Hopping on is easier than doing it yourself
Talking about private enforcement, one automatically thinks of follow-on damage claims. Nothing is wrong about that. But: Private enforcement is (in theory) also possible without having a cartel decision of a regulator. The (big) difference is that claimants themselves must prove the existence of the cartel they are basing their claim on. This will most likely be extremely challenging if one wants to prove the existence of a cartel as such, but can possibly be more promising – still being an uphill battle – if one, e.g., wants to argue for a broader geographic scope or other products affected by the cartel compared to what was sanctioned by antitrust regulators.
This being said, in case a regulatory decision exists, courts are generally bound by that decision (to what extent is, in part, very controversial). The idea is that parties and courts shall not waste their time argue about a cartel which has been thoroughly investigated by the regulators beforehand
Although this significantly facilitates the enforcement of private damage actions, there are still other obstacles when it comes to proving and substantiating private damage claims. These can concern aspects and strategic questions such as: Which is the right company to address the claim against? Is it wise to bundle the claim with others? How do I prove my damage?

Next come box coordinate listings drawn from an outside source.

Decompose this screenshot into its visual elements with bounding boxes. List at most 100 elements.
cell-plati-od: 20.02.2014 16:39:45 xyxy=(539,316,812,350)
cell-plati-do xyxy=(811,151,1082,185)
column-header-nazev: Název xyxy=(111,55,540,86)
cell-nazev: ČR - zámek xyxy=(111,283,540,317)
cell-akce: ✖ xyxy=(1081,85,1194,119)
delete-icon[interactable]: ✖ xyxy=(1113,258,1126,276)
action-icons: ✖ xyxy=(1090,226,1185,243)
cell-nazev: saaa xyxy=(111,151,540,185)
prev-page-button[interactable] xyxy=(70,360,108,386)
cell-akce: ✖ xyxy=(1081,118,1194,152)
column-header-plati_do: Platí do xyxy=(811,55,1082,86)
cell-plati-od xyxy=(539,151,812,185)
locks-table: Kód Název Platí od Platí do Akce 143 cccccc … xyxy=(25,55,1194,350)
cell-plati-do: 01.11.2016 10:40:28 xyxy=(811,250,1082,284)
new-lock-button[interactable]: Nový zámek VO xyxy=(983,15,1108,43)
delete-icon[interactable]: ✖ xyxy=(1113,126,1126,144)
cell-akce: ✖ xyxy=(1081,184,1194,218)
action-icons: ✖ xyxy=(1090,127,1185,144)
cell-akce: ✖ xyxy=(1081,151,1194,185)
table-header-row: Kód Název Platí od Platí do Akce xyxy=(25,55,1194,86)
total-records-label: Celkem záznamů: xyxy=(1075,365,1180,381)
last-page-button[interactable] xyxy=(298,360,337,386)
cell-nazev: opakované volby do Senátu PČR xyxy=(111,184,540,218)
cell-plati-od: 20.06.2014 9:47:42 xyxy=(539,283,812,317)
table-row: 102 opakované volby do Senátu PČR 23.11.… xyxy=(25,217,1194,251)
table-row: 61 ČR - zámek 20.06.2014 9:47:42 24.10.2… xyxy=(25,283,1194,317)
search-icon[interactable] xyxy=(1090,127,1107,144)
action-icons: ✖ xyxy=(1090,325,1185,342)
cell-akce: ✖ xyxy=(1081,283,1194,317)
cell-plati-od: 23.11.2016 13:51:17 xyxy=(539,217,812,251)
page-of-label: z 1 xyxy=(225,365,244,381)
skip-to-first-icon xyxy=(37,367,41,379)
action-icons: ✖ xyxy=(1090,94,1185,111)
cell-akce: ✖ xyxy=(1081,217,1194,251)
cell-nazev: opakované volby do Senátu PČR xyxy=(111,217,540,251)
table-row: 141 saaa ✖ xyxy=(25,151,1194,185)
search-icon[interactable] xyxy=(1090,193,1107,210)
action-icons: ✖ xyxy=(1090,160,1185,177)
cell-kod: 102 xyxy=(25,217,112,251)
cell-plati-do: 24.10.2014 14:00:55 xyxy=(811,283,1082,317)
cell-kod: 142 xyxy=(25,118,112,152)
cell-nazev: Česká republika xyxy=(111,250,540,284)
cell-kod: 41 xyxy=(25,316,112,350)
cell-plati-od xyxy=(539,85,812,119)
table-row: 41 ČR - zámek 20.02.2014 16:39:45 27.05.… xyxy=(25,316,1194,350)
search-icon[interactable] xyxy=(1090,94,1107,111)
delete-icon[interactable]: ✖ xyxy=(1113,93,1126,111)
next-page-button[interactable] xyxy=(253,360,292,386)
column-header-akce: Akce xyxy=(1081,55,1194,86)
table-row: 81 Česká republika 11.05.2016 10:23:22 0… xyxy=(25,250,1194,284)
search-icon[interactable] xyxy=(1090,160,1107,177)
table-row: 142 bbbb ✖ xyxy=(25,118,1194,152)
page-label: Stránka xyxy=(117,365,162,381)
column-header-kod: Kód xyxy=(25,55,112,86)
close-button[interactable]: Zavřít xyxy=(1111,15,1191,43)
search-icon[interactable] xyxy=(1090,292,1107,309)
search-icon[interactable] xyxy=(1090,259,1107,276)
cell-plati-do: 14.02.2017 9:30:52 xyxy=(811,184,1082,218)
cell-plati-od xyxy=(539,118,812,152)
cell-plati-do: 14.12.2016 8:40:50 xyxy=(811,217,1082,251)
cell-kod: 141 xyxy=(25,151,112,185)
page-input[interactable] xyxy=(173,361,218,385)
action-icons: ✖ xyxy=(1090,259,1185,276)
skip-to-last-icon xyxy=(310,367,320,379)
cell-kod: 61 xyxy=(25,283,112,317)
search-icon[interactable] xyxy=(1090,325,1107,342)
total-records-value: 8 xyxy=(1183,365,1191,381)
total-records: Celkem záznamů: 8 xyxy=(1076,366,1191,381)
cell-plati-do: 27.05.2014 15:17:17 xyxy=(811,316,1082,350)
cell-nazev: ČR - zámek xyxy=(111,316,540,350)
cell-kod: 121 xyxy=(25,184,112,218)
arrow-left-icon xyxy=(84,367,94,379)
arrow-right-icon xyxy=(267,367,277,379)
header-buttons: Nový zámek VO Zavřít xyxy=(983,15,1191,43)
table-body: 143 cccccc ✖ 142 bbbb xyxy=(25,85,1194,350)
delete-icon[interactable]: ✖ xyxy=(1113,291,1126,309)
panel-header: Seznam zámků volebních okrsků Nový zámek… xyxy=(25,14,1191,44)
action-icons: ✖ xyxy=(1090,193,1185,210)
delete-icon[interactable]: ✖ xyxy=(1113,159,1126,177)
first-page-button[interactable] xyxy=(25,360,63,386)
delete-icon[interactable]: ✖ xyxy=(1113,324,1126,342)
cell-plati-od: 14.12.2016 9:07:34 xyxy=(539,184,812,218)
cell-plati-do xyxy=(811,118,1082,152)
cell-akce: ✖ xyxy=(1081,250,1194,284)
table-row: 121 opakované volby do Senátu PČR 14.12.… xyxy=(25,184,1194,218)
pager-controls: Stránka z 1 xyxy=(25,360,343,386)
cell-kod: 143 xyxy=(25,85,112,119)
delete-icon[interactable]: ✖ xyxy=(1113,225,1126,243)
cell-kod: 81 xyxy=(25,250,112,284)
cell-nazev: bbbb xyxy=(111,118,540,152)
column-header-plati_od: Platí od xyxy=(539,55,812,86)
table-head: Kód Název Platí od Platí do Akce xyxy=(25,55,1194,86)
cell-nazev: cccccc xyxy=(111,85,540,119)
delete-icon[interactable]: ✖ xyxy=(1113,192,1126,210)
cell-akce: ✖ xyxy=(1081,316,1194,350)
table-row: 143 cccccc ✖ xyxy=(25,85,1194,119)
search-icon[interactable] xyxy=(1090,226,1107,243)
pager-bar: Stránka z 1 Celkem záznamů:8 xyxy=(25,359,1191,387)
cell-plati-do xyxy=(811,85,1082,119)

As regards the latter, in practice, one will regularly not get around submitting an economic expert report. As one can image, this often ends in a “battle of economic expert reports”, as all parties and interveners submit economic expert reports – and finally, the court commissions its own economic expert report from an independent expert, which is then again commented on by all parties…
Public and private enforcement go hand in hand
As a wrap-up, below are a few aspects, which companies shall have in mind:
As a company defending itself against cartel damages: Have in mind that all findings in a cartel decision regarding the geographic, temporal, and factual scope of the infringement are binding on civil courts. Any cut-off you achieve during the administrative proceeding will be to your benefit later, and therefore potential damage claims should also be kept in mind during the administrative proceeding. This includes trying to avoid any statements by a regulator as regards effects/impacts the sanctioned conduct had on customers. Obviously, getting off the hook completely would be best to exclude follow-on damage claims.
As a company claiming cartel damages: Check beforehand whether you can base your claim on a cartel decision. This makes many things much easier. Nevertheless, in most jurisdictions, you will still have to prove your alleged damage. Be assured, you will most likely not be able to avoid consulting economic expertise. Keep in mind that there are limitation periods by when you need to have filed your damage claim. Entering into a limitation waiver agreement with the cartelist may be an option to reduce the time pressure to take a case to court. When filing your claim, also take into consideration that the decision against whom to bring the action has implications for the court’s jurisdiction.